Fanfares. Sortent Lear, les ducs de Bourgogne, de Cornouailles, d’Albanie, Glocester et suite.

Le roi de France. – Faites vos adieux à vos sœurs.

Cordélia. – Vous, les joyaux de notre père, Cordélia vous quitte les yeux baignés de larmes. Je vous connais pour ce que vous êtes, et, comme votre sœur, je n’en ai que plus de répugnance à appeler vos défauts par leurs noms. Soignez bien notre père ; je le confie à vos cœurs qui ont professé tant d’amour. Mais, hélas ! si j’étais encore dans ses bonnes grâces, je voudrais lui donner un meilleur asile. Adieu à toutes les deux.

Régane. – Ne nous prescrivez pas notre devoir.

Gonerille. – Étudiez-vous à contenter votre époux, qui vous a prise quand vous étiez à la charité de la fortune. Vous avez été avare de votre obéissance, et ce qui en a manqué méritait bien ce qui vous a manqué.

Cordélia. – Le temps développera les replis où se cache l’artifice : la honte vient enfin insulter à ceux qui ont des fautes à cacher. Puissiez-vous prospérer !

Le roi de France. – Venez, ma belle Cordélia.

Le roi de France et Cordélia sortent.

Gonerille. – Ma sœur, je n’ai pas peu de chose à vous dire sur ce qui nous touche de si près toutes les deux.

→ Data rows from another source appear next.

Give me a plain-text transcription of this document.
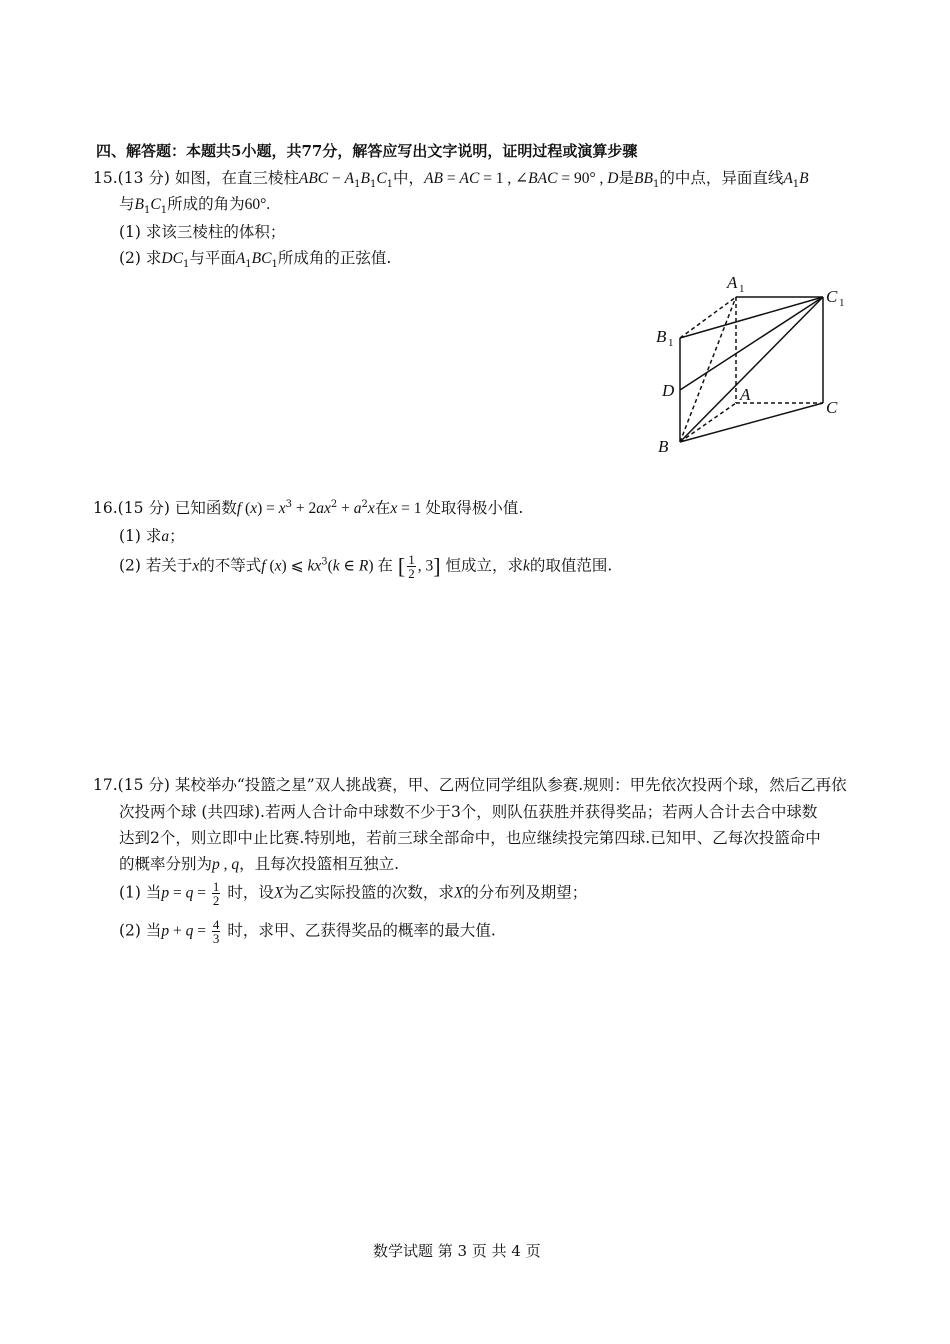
四、解答题：本题共5小题，共77分，解答应写出文字说明，证明过程或演算步骤
15.(13 分) 如图，在直三棱柱ABC − $A_1B_1C_1$中，AB = AC = 1 , ∠BAC = 90° , D是$BB_1$的中点，异面直线$A_1B$
与$B_1C_1$所成的角为60°.
(1) 求该三棱柱的体积；
(2) 求$DC_1$与平面$A_1BC_1$所成角的正弦值.
A 1	C 1
B 1
D	A
C
B
16.(15 分) 已知函数f $(x) = x^3 + 2ax^2 + a^2x$在x = 1 处取得极小值.
(1) 求a；
(2) 若关于x的不等式f (x) ⩽ $kx^3(k$ ∈ R) 在 [ $\frac{1}{2}$ , 3] 恒成立，求k的取值范围.
17.(15 分) 某校举办“投篮之星”双人挑战赛，甲、乙两位同学组队参赛.规则：甲先依次投两个球，然后乙再依
次投两个球 (共四球).若两人合计命中球数不少于3个，则队伍获胜并获得奖品；若两人合计去合中球数
达到2个，则立即中止比赛.特别地，若前三球全部命中，也应继续投完第四球.已知甲、乙每次投篮命中
的概率分别为p , q，且每次投篮相互独立.
(1) 当$p = q = \frac{1}{2}$ 时，设X为乙实际投篮的次数，求X的分布列及期望；
(2) 当$p + q = \frac{4}{3}$ 时，求甲、乙获得奖品的概率的最大值.
数学试题 第 3 页 共 4 页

Je crois que mon père doit partir d’ici ce soir.

Régane. – Rien n’est plus certain ; il va chez vous : le mois prochain ce sera notre tour.

Gonerille. – Vous voyez combien sa vieillesse est pleine d’inconstance, et nous venons d’en avoir sous les yeux une assez belle preuve. Il avait toujours aimé surtout notre sœur : la pauvreté de sa tête se montre trop visiblement dans la manière dont il vient de la chasser.

Régane. – C’est la faiblesse de l’âge. Cependant il n’a jamais su que très-médiocrement ce qu’il faisait.